Le malaise dans les relations du Courant patriotique libre avec ses alliés, la visite du secrétaire général des Nations unies, Ban Ki-Moon, ainsi que le spectre de l’implantation syrienne ont été au cœur d’un entretien avec le Dr Nagi Gharios, député de Baabda et membre du Bloc du Changement et de la Réforme.
Qu’a voulu dire le général Michel Aoun en appelant ses partisans à retrousser leurs manches?
Nous aurions dû le faire depuis deux ans, car il n’y a pas de pensée politique respectueuse de la démocratie consensuelle. Nous n’avons pas inventé ce principe. Il a été instauré par l’accord de Taëf qui a consacré un nouveau contrat social reposant sur une entente entre les différentes communautés. Ainsi, si une communauté déterminée s’oppose à un sujet, celui-ci ne peut pas être imposé. Pourquoi ce principe n’est plus appliqué dès qu’il s’agit des chrétiens? Taëf a donné tous les pouvoirs du président de la République à l’ensemble du gouvernement. Toutefois, le président martyr Rafic Hariri a tout concentré entre ses mains. A aucun moment, cela n’a été remis en cause, mais un chef de gouvernement ne peut pas concentrer à lui seul tous les pouvoirs. Nous ne nous sommes jamais opposés à cette pratique par le passé et c’est ce qui nous a fait parvenir à la situation d’aujourd’hui. En appelant ses partisans à retrousser leurs manches, le général Aoun a voulu préparer les esprits pour que les gens prennent conscience de ce qui se passe. Cela ne veut pas dire descendre dans la rue et tout casser, mais lorsque nous réclamerons nos droits, que personne, chrétiens ou autres, ne s’y oppose.
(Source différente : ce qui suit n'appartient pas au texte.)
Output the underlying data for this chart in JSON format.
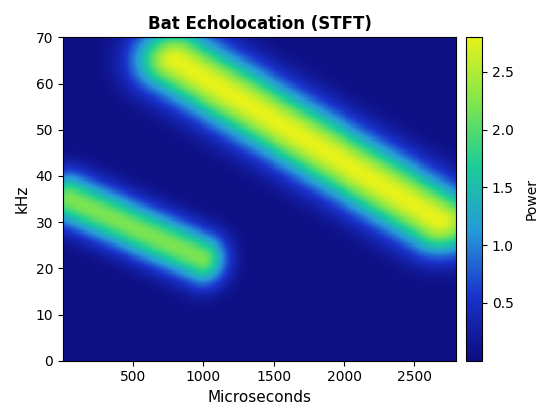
{
  "title": "Bat Echolocation (STFT)",
  "xlabel": "Microseconds",
  "ylabel": "kHz",
  "colorbar_label": "Power",
  "xlim": [
    0,
    2800
  ],
  "ylim": [
    0,
    70
  ],
  "xticks": [
    500,
    1000,
    1500,
    2000,
    2500
  ],
  "yticks": [
    0,
    10,
    20,
    30,
    40,
    50,
    60,
    70
  ],
  "colorbar_ticks": [
    0.5,
    1.0,
    1.5,
    2.0,
    2.5
  ],
  "vmin": 0.0,
  "vmax": 2.8,
  "background_color": "#1a1a8c",
  "figsize": [
    5.6,
    4.2
  ],
  "dpi": 100,
  "chirp1": {
    "t_start": 50,
    "t_end": 1000,
    "f_start": 35,
    "f_end": 22,
    "amplitude": 2.2,
    "sigma_t": 120,
    "sigma_f": 4
  },
  "chirp2": {
    "t_start": 800,
    "t_end": 2700,
    "f_start": 65,
    "f_end": 30,
    "amplitude": 2.8,
    "sigma_t": 200,
    "sigma_f": 5
  }
}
Nous n’appelons ni à la guerre ni au conflit, mais nous réclamons un véritable partenariat.
On parle d’un malaise entre le Hezbollah et le CPL. Les gens sont sceptiques quant à l’appui réel de ce parti au général Aoun.
C’est une question qui revient sur toutes les lèvres et dont la réponse n’est pas évidente. En tant que CPL, nous n’avons jamais demandé au Hezbollah d’intervenir auprès de Sleiman Frangié pour qu’il retire sa candidature, ni auprès du président Nabih Berry pour qu’il appuie le général Aoun. Il est vrai que la réponse de sayyed Hassan Nasrallah n’a pas convaincu beaucoup de monde, mais nous l’avons comprise et avons saisi son message. Ceci dit, je comprends parfaitement la position des gens.
Même avec le président Berry, la relation ne semble pas au beau fixe…
Nous avons beaucoup de respect pour le président Berry. Il existe des divergences entre nous et chacun le dit avec sincérité. Berry a essayé d’entraver notre action au Parlement plus d’une fois. Malgré tout, nous continuons à assister aux rencontres du mercredi. On peut ne pas s’entendre en politique, mais il n’est pas compréhensible d’entraver notre action parlementaire. C’est vrai, aujourd’hui, la relation est très tiède entre le général Aoun et le président Berry.
Le spectre de l’implantation des réfugiés syriens est-il réel?
Les Palestiniens sont là depuis 1948. Ils sont supposés relever des Nations unies qui réduisent de plus en plus leurs aides et demandent à l’Etat libanais de les prendre en charge, par exemple en matière d’assistance médicale. Depuis trois ans, un projet pour l’amélioration des conditions humanitaires des Palestiniens a été soumis par certaines parties à la Chambre, alors que cela relève de l’UNRWA et non pas du Parlement libanais. C’est pour cela que le secrétaire général des Nations unies, Ban Ki-Moon, a demandé au Premier ministre que l’Etat libanais prenne en charge les déplacés syriens, pour qu’ils deviennent des réfugiés dont le sort sera réglé année après année. Implicitement, cela veut dire qu’ils ont l’intention de maintenir les Syriens au Liban, comme ils l’ont fait avec les Palestiniens. C’est comme si Ban Ki-Moon reprenait les propos du ministre allemand des Affaires étrangères, Frank-Walter Steinmeier, en 2015, durant la conférence d’aide aux déplacés syriens, qui avait affirmé devant le chef du gouvernement libanais et le ministre des Affaires étrangères: «Il faut que les Syriens s’adaptent chez vous et rentrent chez eux lorsqu’ils le souhaitent». Le ministre Gebran Bassil s’y était opposé. Puis, en concertation avec le Premier ministre, ils ont rejeté ce point.
Pourquoi le ministre Bassil n’a pas rencontré Ban Ki-Moon?
Parce qu’il n’a donné aucune indication claire sur ses intentions concernant les déplacés syriens. Ils veulent les traiter comme des réfugiés, chose que nous rejetons.
Donc l’implantation paraît sérieuse?
L’implantation est une menace sérieuse.